Yine mimlenmişiz. Mellökız bu sefer mimi atan. Son doğumgünümü anlatmam gerekiyormuş bu mim gereğince. Anlatalım hadi pek bir olayı da yok ya.
Yaz başlangıcında doğan bir insan olarak doğumgünlerimde genellikle arkadaşlarını yanında bulamayan veya çeşitli sebeplerle dışarı çıkmaya fırsat bulamayan biriyimdir. Ha bana sorarsanız özellikle doğumgünümün kutlanmasını da önemsemem. Hatırlayan olursa hoşuma gider de olmazsa da umursamam. Neyse efendim. Son doğumgünüm de yine tam final haftamın ortasındaydı. Zamanında doğumgününda ÖSS'ye girmiş adamım, final de ne ki? Bu sene Yiğit ve Ceren insanları Amerika'dalardı doğumgünümde. Canlarım sabretmişler, saati saymışlar bizim saatle doğumgünüme girildiğinde arayıp bağıra çağıra kutladılar, mutlu oldum gece gece. Yattım uyudum. Ertesi gün evden hiç çıkmama planıyla uyandım. Hesapta ertesi günkü finale çalışacağım. Azimle çalışmaya da başladım. Arada kutlamalar falan geliyor, teşekkür ediyorum. Tuana'm aradı sonra, yoğun baskı uyguladı. Taksim'e gitmek zorunda kaldım. Otobüste bile ders çalışarak gittim tabi ki. Mihrimah Sultan diye bir yerdelermiş gittim yanlarına. Bu arada otobüsteyken İrem ve Fulya da Taksim'de olduklarını söylemişlerdi.
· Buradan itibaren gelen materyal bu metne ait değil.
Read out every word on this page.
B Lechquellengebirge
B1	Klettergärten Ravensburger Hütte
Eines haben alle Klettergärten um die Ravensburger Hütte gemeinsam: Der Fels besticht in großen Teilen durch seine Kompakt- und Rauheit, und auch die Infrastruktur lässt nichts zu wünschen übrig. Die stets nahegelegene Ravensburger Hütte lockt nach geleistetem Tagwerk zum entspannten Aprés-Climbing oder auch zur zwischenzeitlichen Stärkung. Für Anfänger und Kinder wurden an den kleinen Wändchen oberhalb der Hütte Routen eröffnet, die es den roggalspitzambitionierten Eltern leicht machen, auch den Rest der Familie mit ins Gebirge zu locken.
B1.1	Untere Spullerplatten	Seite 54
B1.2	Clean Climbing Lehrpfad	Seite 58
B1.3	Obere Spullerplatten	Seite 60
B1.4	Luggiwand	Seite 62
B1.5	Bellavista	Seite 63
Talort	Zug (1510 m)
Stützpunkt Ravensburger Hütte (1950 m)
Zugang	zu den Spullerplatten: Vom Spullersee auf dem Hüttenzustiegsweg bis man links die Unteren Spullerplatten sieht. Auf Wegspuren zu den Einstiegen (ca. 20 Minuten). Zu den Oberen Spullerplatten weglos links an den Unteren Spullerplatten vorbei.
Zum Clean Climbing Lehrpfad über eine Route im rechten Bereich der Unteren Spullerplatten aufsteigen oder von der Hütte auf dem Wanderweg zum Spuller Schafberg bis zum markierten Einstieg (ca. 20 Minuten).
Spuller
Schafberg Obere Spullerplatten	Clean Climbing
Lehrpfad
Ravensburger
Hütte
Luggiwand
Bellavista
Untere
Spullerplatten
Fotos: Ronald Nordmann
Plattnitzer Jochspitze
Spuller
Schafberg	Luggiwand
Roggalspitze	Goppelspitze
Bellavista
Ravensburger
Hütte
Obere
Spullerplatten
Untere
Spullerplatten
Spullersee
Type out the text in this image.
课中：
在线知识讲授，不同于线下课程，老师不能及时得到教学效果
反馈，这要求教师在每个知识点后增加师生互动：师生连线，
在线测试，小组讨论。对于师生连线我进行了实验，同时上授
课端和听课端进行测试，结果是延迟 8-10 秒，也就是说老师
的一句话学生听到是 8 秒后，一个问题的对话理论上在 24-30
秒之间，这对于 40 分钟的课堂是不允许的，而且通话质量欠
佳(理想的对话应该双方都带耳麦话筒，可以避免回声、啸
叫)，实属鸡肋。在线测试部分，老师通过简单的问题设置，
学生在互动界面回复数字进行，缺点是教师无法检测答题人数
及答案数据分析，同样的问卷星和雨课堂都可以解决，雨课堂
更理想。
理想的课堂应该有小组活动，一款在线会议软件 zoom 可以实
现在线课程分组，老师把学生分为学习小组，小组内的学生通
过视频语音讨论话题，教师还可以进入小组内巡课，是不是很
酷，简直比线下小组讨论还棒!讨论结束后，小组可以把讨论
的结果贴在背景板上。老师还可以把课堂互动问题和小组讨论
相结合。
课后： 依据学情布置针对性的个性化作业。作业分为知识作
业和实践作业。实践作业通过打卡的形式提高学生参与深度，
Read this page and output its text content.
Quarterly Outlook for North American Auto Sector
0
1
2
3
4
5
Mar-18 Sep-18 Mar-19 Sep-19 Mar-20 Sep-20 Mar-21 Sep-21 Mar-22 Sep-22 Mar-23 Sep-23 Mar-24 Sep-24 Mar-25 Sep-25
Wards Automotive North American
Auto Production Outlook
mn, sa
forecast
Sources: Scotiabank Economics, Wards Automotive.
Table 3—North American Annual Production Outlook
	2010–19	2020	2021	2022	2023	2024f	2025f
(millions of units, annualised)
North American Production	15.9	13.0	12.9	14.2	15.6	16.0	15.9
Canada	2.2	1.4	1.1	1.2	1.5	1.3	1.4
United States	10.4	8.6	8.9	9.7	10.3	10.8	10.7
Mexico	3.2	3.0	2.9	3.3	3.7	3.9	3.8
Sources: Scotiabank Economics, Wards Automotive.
Tuana'ların yanında biraz oturup İrem'le Fulya'nın yanına gittim. Bi süre sonra şimdi niye öyle olmuştu hatırlamıyorum. Arkamdan Tuana da geldi. Biraz da orda oturduk bu arada Pınar da katıldı. Sonra kalkıp Matrağa gittik. Biraz da orda oturduk- ne kadar ilginç-. Sonunda yeterince vakit geçirmiş olan bünyemi mecburen kaldırıp tekrar ders çalışmak üzere eve götürmek zorunda kaldım. Eve gelip derse devam ettim. Bir doğumgünüm de böyle bitti. Hediye? Hatırladığım kadarıyla kimse birşey almadı. Ne önemi var canım. Alsanız da olurdu lan ama.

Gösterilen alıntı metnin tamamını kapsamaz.